Two years ago, 8-year-old Emily Woller was diagnosed with cancer.

Today, Emily is bravely fighting the disease, and along with chemotherapy and countless forms of medication, there's one other thing Emily wouldn't be here without - donated blood.

The Wanganui Chronicle yesterday joined a worldwide campaign to highlight the need for blood donations when the masthead on our website dropped the letters O and A for the day.

Emily has acute lymphocystic leukemia, a cancer of the blood and bone marrow. Her mum Amanda Smith said receiving blood transfusions is invaluable for Emily.


"She was knocking on death's door, and if she didn't have the blood transfusion, we would have lost her pretty much," Ms Smith said.

The Aramaho family has been travelling between Whanganui and Auckland every week for treatment, often paying for travel expenses and a range of unsubsidised medication.

Money can cover expenses but there is no alternative for blood. For patients such as Emily who need transfusions, the real thing is the only option.

Ms Smith said the first transfusion Emily received saved her life.

"The first one was pretty crucial - it was pretty serious, she got really low. If she didn't have the blood transfusion, there was some serious outcomes," she said.

Ms Smith said Emily has now received seven transfusions, each of which has allowed Emily to keep as strong and healthy as possible and fight on.

"Before we went through all of this, I thought 'what do they really need all this blood for?' It's not until you go through it yourself that you realise."

The letters O and A went missing from signage of New Zealand's top companies and charities yesterday and around the world in a life-saving bid for blood.

Medical blood collection agencies in 21 countries latched on to a highly successful marketing campaign, called Missing Type, which had its first run in Britain last year.

Global megabrands such as McDonald's, Google, Coca-Cola and Microsoft were among businesses which removed the letters from their websites, Twitter handles and signage to help promote the UK National Health Service's appeal for new blood donors last year.

More than 30,000 people registered to donate.

This year, the NZ Blood Service received commitments from several brands to join the campaign in a bid to sign up 10,000 eligible donors.

As well as the Wanganui Chronicle online, others to join the New Zealand campaign included Pak'nSave, New World, Tip Top,

The Blood Service said the supermarket chains are this week removing Os and As from the subject lines of emails to loyalty card scheme members.
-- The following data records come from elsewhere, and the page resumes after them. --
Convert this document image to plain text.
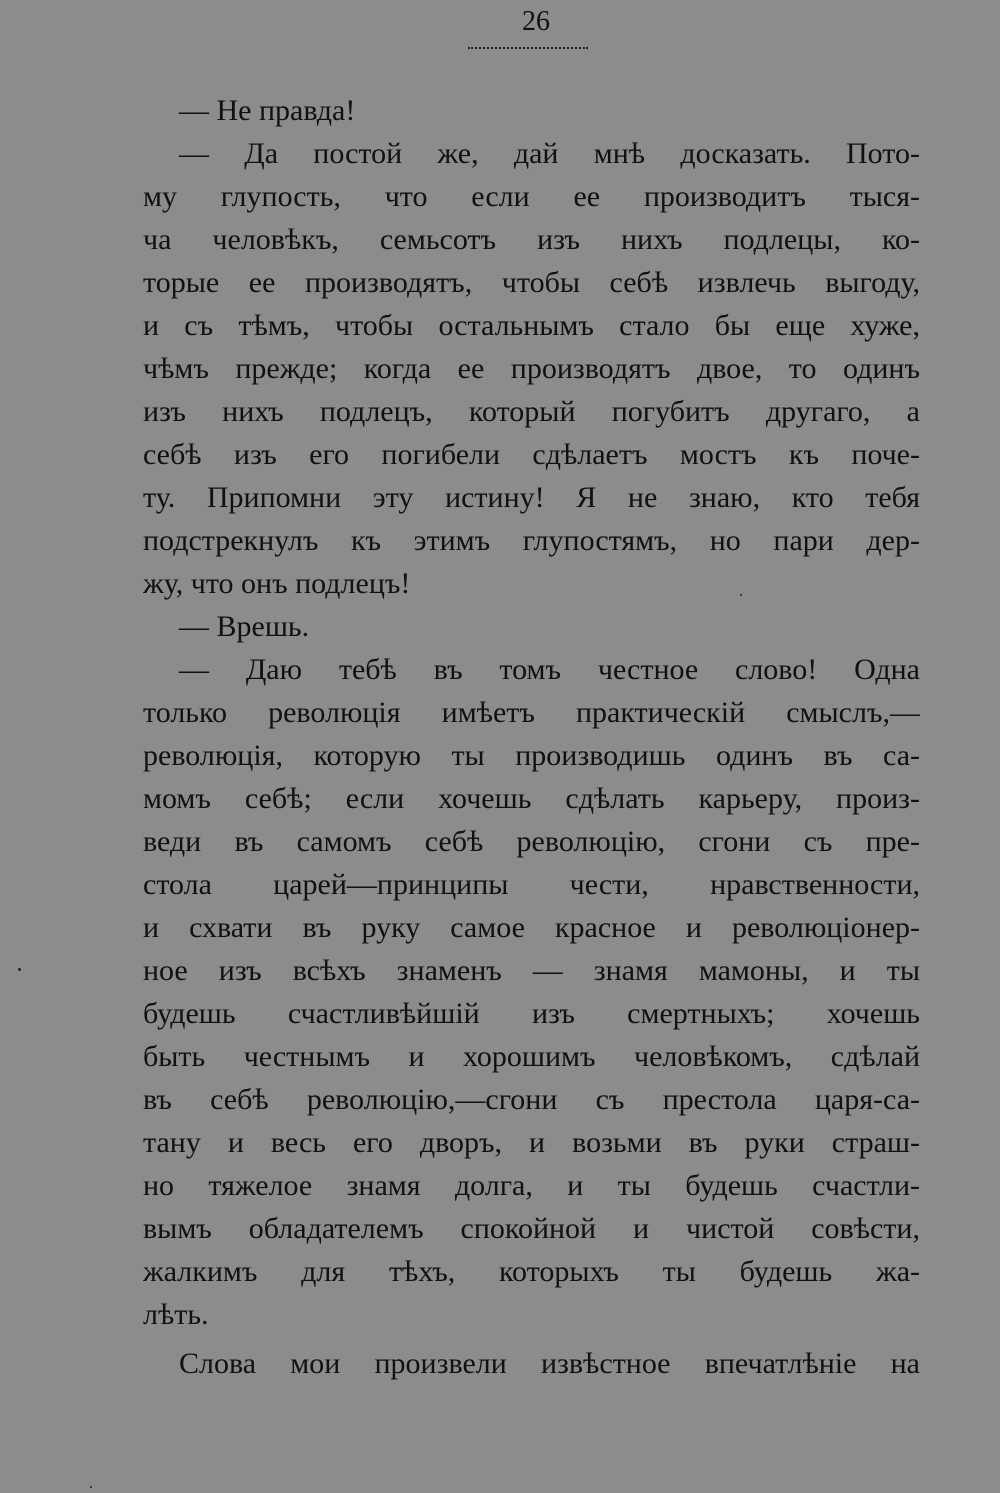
26
— Не правда!
— Да постой же, дай мнѣ досказать. Пото-
му глупость, что если ее производитъ тыся-
ча человѣкъ, семьсотъ изъ нихъ подлецы, ко-
торые ее производятъ, чтобы себѣ извлечь выгоду,
и съ тѣмъ, чтобы остальнымъ стало бы еще хуже,
чѣмъ прежде; когда ее производятъ двое, то одинъ
изъ нихъ подлецъ, который погубитъ другаго, а
себѣ изъ его погибели сдѣлаетъ мостъ къ поче-
ту. Припомни эту истину! Я не знаю, кто тебя
подстрекнулъ къ этимъ глупостямъ, но пари дер-
жу, что онъ подлецъ!
— Врешь.
— Даю тебѣ въ томъ честное слово! Одна
только революція имѣетъ практическій смыслъ,—
революція, которую ты производишь одинъ въ са-
момъ себѣ; если хочешь сдѣлать карьеру, произ-
веди въ самомъ себѣ революцію, сгони съ пре-
стола царей—принципы чести, нравственности,
и схвати въ руку самое красное и революціонер-
ное изъ всѣхъ знаменъ — знамя мамоны, и ты
будешь счастливѣйшій изъ смертныхъ; хочешь
быть честнымъ и хорошимъ человѣкомъ, сдѣлай
въ себѣ революцію,—сгони съ престола царя-са-
тану и весь его дворъ, и возьми въ руки страш-
но тяжелое знамя долга, и ты будешь счастли-
вымъ обладателемъ спокойной и чистой совѣсти,
жалкимъ для тѣхъ, которыхъ ты будешь жа-
лѣть.
Слова мои произвели извѣстное впечатлѣніе на
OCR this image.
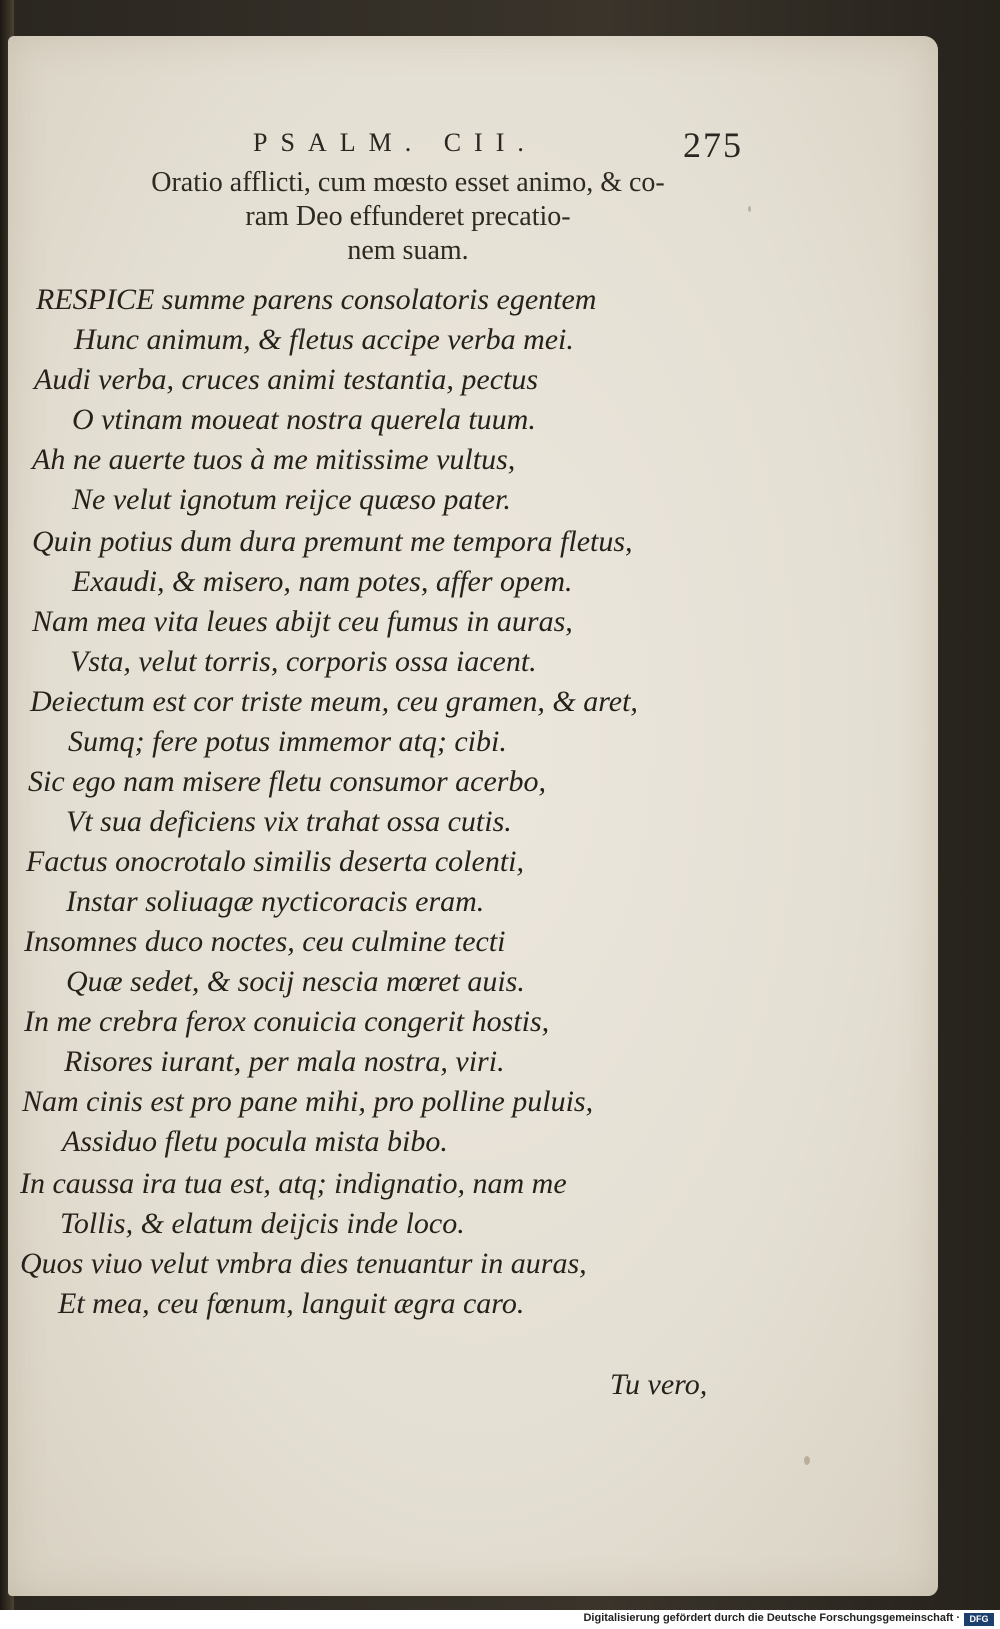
PSALM. CII.	275
Oratio afflicti, cum mœsto esset animo, & co-
ram Deo effunderet precatio-
nem suam.
RESPICE summe parens consolatoris egentem
Hunc animum, & fletus accipe verba mei.
Audi verba, cruces animi testantia, pectus
O vtinam moueat nostra querela tuum.
Ah ne auerte tuos à me mitissime vultus,
Ne velut ignotum reijce quæso pater.
Quin potius dum dura premunt me tempora fletus,
Exaudi, & misero, nam potes, affer opem.
Nam mea vita leues abijt ceu fumus in auras,
Vsta, velut torris, corporis ossa iacent.
Deiectum est cor triste meum, ceu gramen, & aret,
Sumq; fere potus immemor atq; cibi.
Sic ego nam misere fletu consumor acerbo,
Vt sua deficiens vix trahat ossa cutis.
Factus onocrotalo similis deserta colenti,
Instar soliuagæ nycticoracis eram.
Insomnes duco noctes, ceu culmine tecti
Quæ sedet, & socij nescia mœret auis.
In me crebra ferox conuicia congerit hostis,
Risores iurant, per mala nostra, viri.
Nam cinis est pro pane mihi, pro polline puluis,
Assiduo fletu pocula mista bibo.
In caussa ira tua est, atq; indignatio, nam me
Tollis, & elatum deijcis inde loco.
Quos viuo velut vmbra dies tenuantur in auras,
Et mea, ceu fœnum, languit ægra caro.
Tu vero,
Digitalisierung gefördert durch die Deutsche Forschungsgemeinschaft ·	DFG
TradeMe has created missing-type advertisements for its website.

The owners of several iconic advertising installations - including the hillside "Wellington" sign above the capital's airport, the L&P bottle in Paeroa and the Ohakune carrot - had agreed to remove the letters from digital images during the campaign. But as part of the top secret move, the brands provided no explanation until this morning, confusing many readers and consumers.

The Child Cancer Foundation wrote on its Facebook page: "Wh-t d- y-u think is g-ing -n? W-uldn't y-u like to kn-w! Watch this space to find out more #MissingType #NZBlood."
The Starship Foundation wrote: "W-uldn't y-u like t- kn-w!"